L’idée d’une interdiction bénéficie d’un large soutien parmi les 27 États membres, même si elle ne fait pas l’unanimité.
«Les enfants participent à la société de l’information, ce sont plutôt les plateformes qui doivent changer», a déclaré à l’AFP Liisa-Ly Pakosta, ministre estonienne de la Justice et des Affaires numériques, l’une des rares responsables à s’y opposer ouvertement.
La situation pourrait toutefois être différente au Parlement européen. Celui-ci s’est récemment opposé à certaines mesures de lutte contre les contenus pédopornographiques en ligne, surnommées «Chat Control» par leurs détracteurs, parce qu’il les jugeait excessivement intrusives.
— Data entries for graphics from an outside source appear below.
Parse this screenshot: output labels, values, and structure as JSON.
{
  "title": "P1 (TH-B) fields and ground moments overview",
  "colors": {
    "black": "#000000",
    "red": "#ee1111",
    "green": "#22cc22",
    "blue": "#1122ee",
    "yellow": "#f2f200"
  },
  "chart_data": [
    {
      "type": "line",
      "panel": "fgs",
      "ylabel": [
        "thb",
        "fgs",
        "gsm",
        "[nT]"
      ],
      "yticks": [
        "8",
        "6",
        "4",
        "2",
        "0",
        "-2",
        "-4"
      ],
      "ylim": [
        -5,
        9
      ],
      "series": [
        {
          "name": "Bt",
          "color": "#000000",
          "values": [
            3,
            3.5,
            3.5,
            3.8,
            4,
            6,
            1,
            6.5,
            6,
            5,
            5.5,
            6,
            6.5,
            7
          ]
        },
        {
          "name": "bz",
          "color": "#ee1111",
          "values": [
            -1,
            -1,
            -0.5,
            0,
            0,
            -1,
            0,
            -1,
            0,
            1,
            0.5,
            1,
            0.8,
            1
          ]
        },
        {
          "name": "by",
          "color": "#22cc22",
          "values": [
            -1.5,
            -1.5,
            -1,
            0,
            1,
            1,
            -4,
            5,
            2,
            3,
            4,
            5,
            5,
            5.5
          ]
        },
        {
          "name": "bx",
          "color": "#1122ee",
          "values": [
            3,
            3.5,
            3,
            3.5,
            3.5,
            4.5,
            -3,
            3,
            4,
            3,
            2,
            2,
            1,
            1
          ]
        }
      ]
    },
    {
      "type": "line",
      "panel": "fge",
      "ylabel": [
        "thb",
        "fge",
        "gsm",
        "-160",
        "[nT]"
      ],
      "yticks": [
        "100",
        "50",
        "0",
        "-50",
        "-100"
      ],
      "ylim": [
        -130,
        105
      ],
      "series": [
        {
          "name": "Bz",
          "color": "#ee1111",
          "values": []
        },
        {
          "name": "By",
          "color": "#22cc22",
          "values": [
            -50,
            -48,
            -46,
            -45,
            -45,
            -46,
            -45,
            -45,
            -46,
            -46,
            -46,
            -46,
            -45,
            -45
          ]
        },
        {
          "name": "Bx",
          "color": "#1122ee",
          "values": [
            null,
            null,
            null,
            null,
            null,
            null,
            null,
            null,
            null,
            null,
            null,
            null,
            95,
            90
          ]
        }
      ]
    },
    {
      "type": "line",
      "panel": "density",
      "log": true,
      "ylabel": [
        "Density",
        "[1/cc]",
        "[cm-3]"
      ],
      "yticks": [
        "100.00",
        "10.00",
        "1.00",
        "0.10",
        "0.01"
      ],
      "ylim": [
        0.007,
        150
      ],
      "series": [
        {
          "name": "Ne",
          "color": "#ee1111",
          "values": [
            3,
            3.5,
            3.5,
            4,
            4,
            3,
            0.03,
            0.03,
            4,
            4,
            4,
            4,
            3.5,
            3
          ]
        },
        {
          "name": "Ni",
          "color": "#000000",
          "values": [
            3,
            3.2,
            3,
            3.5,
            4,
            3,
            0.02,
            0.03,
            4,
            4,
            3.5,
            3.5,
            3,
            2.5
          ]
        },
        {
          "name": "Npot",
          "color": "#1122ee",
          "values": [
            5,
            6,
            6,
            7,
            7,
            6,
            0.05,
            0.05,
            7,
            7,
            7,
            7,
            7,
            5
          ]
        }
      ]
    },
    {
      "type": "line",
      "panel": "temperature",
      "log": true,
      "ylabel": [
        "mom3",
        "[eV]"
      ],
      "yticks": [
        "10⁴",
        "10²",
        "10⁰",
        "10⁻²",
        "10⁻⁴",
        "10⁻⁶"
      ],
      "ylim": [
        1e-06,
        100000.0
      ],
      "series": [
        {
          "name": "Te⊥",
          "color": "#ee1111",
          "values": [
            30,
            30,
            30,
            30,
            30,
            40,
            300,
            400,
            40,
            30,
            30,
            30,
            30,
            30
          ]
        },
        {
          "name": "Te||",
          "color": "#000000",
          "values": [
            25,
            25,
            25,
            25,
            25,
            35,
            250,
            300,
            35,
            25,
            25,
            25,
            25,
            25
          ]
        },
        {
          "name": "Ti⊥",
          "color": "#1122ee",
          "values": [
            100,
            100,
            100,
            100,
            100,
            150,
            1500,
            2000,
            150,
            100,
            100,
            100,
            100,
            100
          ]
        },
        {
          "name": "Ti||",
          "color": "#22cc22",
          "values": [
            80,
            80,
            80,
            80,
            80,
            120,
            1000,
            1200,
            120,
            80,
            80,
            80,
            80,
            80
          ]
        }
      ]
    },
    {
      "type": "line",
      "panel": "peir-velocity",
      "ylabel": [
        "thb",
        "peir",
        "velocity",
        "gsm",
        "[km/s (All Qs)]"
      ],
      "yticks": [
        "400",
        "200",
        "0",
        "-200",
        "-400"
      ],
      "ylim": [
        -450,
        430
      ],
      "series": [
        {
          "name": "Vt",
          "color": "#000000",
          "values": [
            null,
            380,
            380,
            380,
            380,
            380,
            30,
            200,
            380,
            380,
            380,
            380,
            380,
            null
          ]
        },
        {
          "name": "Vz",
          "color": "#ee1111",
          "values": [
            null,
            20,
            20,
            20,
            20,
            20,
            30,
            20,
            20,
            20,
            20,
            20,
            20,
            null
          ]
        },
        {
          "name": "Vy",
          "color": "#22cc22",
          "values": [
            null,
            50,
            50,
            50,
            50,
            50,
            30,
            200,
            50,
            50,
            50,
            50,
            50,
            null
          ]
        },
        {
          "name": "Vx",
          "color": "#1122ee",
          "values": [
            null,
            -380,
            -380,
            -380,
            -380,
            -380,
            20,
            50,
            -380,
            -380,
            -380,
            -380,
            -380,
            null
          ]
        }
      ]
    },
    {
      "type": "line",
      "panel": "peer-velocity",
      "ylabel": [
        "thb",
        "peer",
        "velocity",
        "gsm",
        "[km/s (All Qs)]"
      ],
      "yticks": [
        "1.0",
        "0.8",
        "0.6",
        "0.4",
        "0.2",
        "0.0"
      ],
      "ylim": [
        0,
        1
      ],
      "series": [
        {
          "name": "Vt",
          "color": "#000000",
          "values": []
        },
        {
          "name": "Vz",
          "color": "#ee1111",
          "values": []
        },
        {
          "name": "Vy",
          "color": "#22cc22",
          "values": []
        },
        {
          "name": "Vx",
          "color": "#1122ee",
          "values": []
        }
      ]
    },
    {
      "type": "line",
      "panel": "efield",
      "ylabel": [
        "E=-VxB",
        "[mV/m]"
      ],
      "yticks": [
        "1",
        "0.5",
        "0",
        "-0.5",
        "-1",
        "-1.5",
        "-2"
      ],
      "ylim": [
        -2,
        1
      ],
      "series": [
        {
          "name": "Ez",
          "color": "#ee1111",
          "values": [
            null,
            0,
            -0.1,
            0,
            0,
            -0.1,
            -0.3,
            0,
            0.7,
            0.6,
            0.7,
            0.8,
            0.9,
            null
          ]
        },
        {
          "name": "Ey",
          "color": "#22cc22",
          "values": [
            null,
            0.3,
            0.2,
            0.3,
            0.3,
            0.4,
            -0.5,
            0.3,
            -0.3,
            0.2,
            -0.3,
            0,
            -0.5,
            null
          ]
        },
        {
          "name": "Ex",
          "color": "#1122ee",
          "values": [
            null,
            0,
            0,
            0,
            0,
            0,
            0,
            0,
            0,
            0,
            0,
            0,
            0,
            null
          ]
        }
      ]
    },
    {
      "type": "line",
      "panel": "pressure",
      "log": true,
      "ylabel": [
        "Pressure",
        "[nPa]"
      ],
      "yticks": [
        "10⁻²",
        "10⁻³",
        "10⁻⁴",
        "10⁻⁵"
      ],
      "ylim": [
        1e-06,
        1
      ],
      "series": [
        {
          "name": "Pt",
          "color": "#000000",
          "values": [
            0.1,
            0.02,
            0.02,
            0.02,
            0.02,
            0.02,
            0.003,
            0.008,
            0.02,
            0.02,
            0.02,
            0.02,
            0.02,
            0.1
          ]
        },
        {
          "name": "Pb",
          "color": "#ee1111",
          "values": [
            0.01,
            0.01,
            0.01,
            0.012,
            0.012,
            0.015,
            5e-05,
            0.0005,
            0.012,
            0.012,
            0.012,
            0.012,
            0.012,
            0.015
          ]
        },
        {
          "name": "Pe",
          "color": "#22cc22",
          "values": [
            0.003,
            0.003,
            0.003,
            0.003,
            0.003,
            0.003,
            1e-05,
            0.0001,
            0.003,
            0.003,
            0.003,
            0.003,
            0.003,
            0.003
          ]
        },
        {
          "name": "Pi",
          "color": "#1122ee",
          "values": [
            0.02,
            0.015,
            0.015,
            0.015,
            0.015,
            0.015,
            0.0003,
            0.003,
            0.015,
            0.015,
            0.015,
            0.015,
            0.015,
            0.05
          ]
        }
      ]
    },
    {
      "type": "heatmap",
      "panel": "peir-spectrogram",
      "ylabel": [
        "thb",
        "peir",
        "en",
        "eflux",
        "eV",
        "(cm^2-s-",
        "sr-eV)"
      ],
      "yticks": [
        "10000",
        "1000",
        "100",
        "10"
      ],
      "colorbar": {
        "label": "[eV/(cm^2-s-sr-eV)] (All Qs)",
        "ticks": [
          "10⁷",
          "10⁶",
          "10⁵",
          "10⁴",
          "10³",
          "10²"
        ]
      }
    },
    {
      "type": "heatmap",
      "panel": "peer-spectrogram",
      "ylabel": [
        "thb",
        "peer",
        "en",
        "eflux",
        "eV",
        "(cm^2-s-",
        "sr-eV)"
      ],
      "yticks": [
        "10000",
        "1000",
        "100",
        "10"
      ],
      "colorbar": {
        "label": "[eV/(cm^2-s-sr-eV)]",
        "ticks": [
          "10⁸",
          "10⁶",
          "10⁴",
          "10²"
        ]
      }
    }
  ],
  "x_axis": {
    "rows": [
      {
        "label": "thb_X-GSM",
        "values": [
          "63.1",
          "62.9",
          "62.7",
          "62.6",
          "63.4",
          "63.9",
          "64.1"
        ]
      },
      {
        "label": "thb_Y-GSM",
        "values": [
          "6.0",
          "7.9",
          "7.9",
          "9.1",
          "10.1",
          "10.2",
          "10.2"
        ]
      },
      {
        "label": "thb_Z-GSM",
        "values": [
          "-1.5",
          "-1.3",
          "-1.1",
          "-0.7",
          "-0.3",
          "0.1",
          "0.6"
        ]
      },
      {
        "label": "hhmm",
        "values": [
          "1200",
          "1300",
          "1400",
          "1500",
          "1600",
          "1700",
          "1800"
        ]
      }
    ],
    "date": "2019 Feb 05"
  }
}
Réguler les plateformes plutôt que les jeunes
Pour Simeon de Brouwer, l’Union européenne ferait mieux de s’attaquer aux causes profondes du problème: le modèle économique des plateformes, fondé sur la maximisation du temps passé en ligne et de l’«engagement», qui stimule leurs revenus publicitaires.
«Le problème n’est pas que les jeunes soient en ligne, c’est que les espaces en ligne rendent les jeunes facilement accessibles aux prédateurs, aux arnaqueurs et à d’autres acteurs malveillants, en plus de favoriser la dépendance», explique-t-il.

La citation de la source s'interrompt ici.